OpenSSL::SSL::SSLContext SNI servername_cb Not Wor

As referenced in OpenSSL::X509::Certificate Showing Certificate for Wrong Domain, I need to use TLSv1 or above and Server Name Indication extension.

Even with ssl_version and servername_cb set via the SSLContext, I'm still getting the wrong certificate for myproair.com.

  begin 
    timeout(1) do
      tcp_client = TCPSocket.new("#{instance["domain"]}", 443)
      ssl_context = OpenSSL::SSL::SSLContext.new()
      ssl_context.ssl_version = :TLSv1
      ssl_context.servername_cb = "https://#{instance["domain"]}"
      ssl_client = OpenSSL::SSL::SSLSocket.new(tcp_client, ssl_context)
      ssl_client.connect
      cert = OpenSSL::X509::Certificate.new(ssl_client.peer_cert)
      ssl_client.sysclose
      tcp_client.close
      #http://ruby-doc.org/stdlib-2.0/libdoc/openssl/rdoc/OpenSSL/X509/Certificate.html
      date = Date.parse((cert.not_after).to_s)
      row.push("#{date.strftime('%F')} #{cert.signature_algorithm} #{cert.subject.to_a.select{|name, _, _| name == 'CN' }.first[1]}".downcase.ljust(57))
    end
  rescue SocketError
    row.push("down".ljust(57))
  rescue Errno::ECONNREFUSED
    row.push("connection refused".ljust(57))
  rescue Errno::ECONNRESET
    row.push("connection reset".ljust(57))
  rescue Timeout::Error
    row.push("no 443 listener".ljust(57))
  rescue OpenSSL::SSL::SSLError
    row.push("bad certificate - ssl error".ljust(57))
  rescue Exception => ex
    row.push("error: #{ex.class} #{ex.message}".ljust(57))
  end

How do I set the server name in Ruby 2.0 on OS X?

$ ruby --version
ruby 2.0.0p481 (2014-05-08 revision 45883) [universal.x86_64-darwin14]

$ openssl version
OpenSSL 0.9.8zc 15 Oct 2014

Naturally you use the undocumented 'hostname' method for OpenSSL::SSLSocket!

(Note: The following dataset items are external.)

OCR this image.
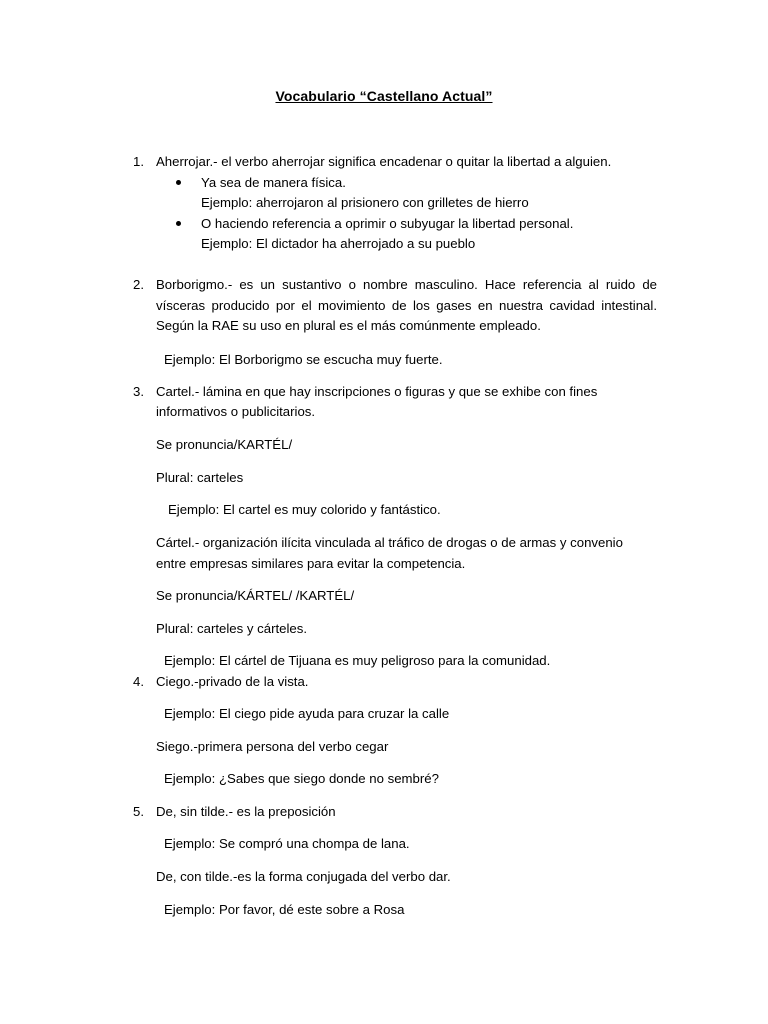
Vocabulario “Castellano Actual”
1. Aherrojar.- el verbo aherrojar significa encadenar o quitar la libertad a alguien.
Ya sea de manera física.
Ejemplo: aherrojaron al prisionero con grilletes de hierro
O haciendo referencia a oprimir o subyugar la libertad personal.
Ejemplo: El dictador ha aherrojado a su pueblo
2. Borborigmo.- es un sustantivo o nombre masculino. Hace referencia al ruido de vísceras producido por el movimiento de los gases en nuestra cavidad intestinal. Según la RAE su uso en plural es el más comúnmente empleado.
Ejemplo: El Borborigmo se escucha muy fuerte.
3. Cartel.- lámina en que hay inscripciones o figuras y que se exhibe con fines
informativos o publicitarios.
Se pronuncia/KARTÉL/
Plural: carteles
Ejemplo: El cartel es muy colorido y fantástico.
Cártel.- organización ilícita vinculada al tráfico de drogas o de armas y convenio
entre empresas similares para evitar la competencia.
Se pronuncia/KÁRTEL/ /KARTÉL/
Plural: carteles y cárteles.
Ejemplo: El cártel de Tijuana es muy peligroso para la comunidad.
4. Ciego.-privado de la vista.
Ejemplo: El ciego pide ayuda para cruzar la calle
Siego.-primera persona del verbo cegar
Ejemplo: ¿Sabes que siego donde no sembré?
5. De, sin tilde.- es la preposición
Ejemplo: Se compró una chompa de lana.
De, con tilde.-es la forma conjugada del verbo dar.
Ejemplo: Por favor, dé este sobre a Rosa
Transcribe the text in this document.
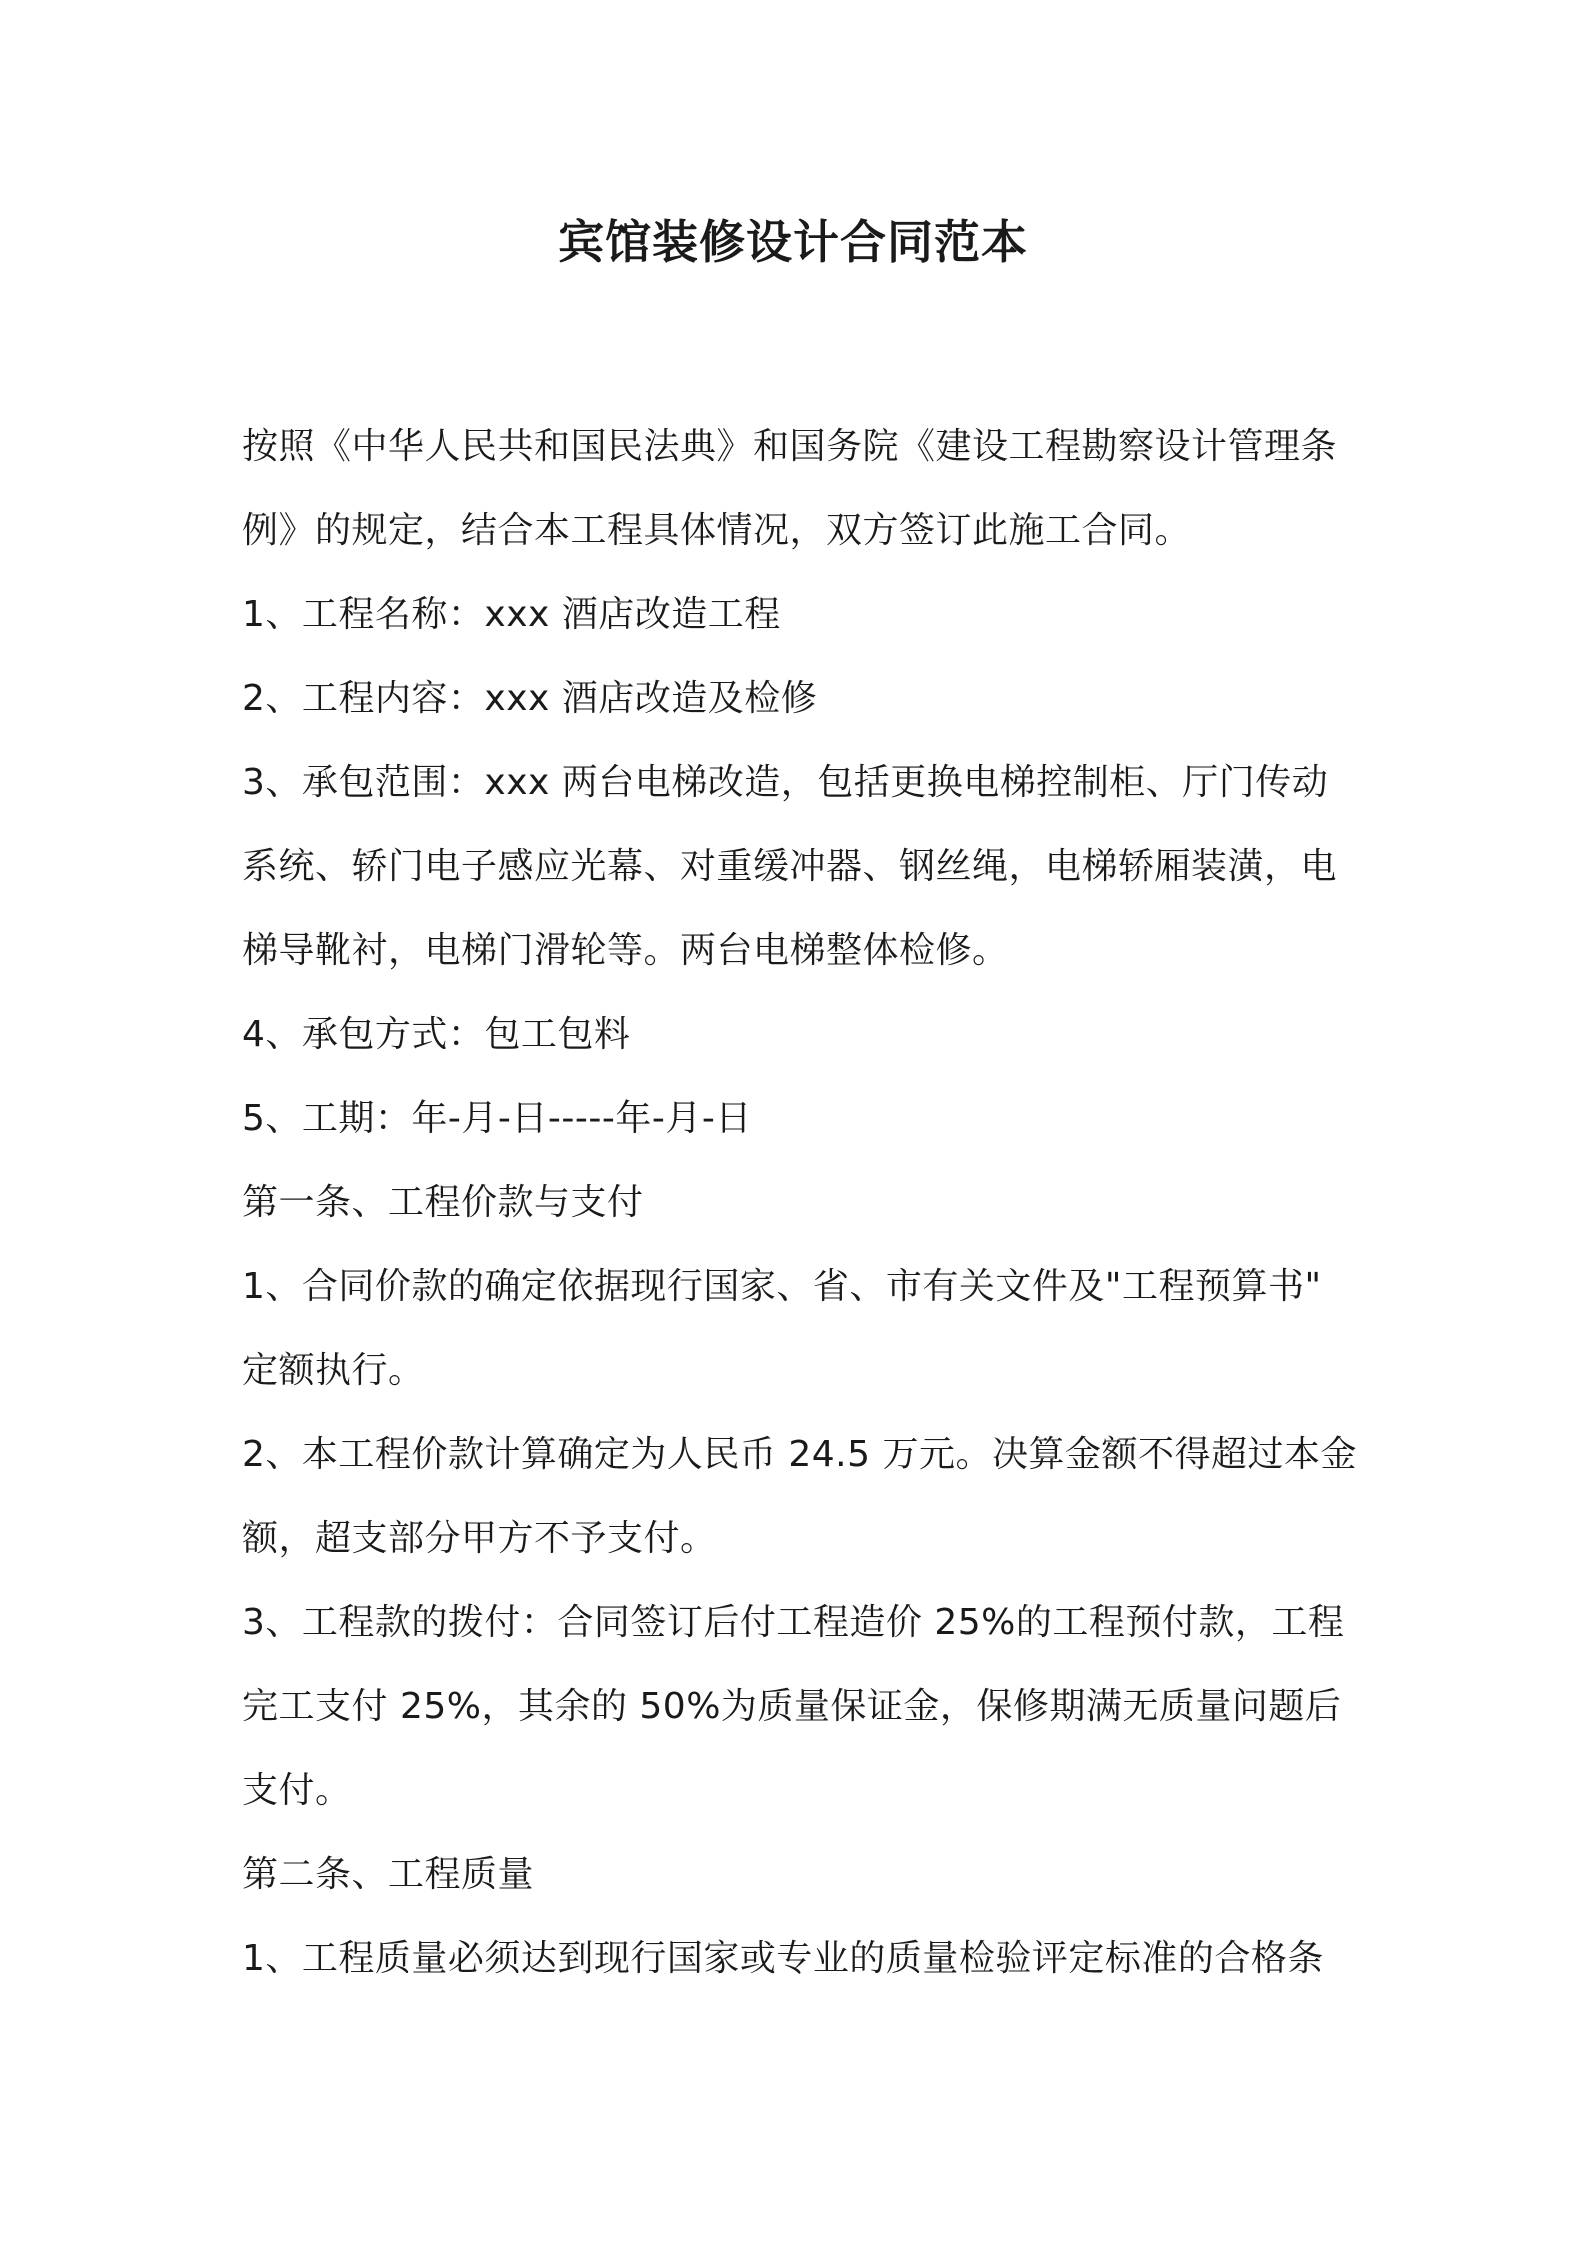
宾馆装修设计合同范本

按照《中华人民共和国民法典》和国务院《建设工程勘察设计管理条

例》的规定，结合本工程具体情况，双方签订此施工合同。

1、工程名称：xxx 酒店改造工程

2、工程内容：xxx 酒店改造及检修

3、承包范围：xxx 两台电梯改造，包括更换电梯控制柜、厅门传动

系统、轿门电子感应光幕、对重缓冲器、钢丝绳，电梯轿厢装潢，电

梯导靴衬，电梯门滑轮等。两台电梯整体检修。

4、承包方式：包工包料

5、工期：年-月-日-----年-月-日

第一条、工程价款与支付

1、合同价款的确定依据现行国家、省、市有关文件及"工程预算书"

定额执行。

2、本工程价款计算确定为人民币 24.5 万元。决算金额不得超过本金

额，超支部分甲方不予支付。

3、工程款的拨付：合同签订后付工程造价 25%的工程预付款，工程

完工支付 25%，其余的 50%为质量保证金，保修期满无质量问题后

支付。

第二条、工程质量

1、工程质量必须达到现行国家或专业的质量检验评定标准的合格条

tcp_client = TCPSocket.new("#{instance["domain"]}", 443)
ssl_context = OpenSSL::SSL::SSLContext.new()
ssl_context.ssl_version = :TLSv1
ssl_client = OpenSSL::SSL::SSLSocket.new(tcp_client, ssl_context)
ssl_client.hostname = instance["domain"]
ssl_client.connect
cert = OpenSSL::X509::Certificate.new(ssl_client.peer_cert)
ssl_client.sysclose
tcp_client.close

I discovered that here while writing code with a similar goal.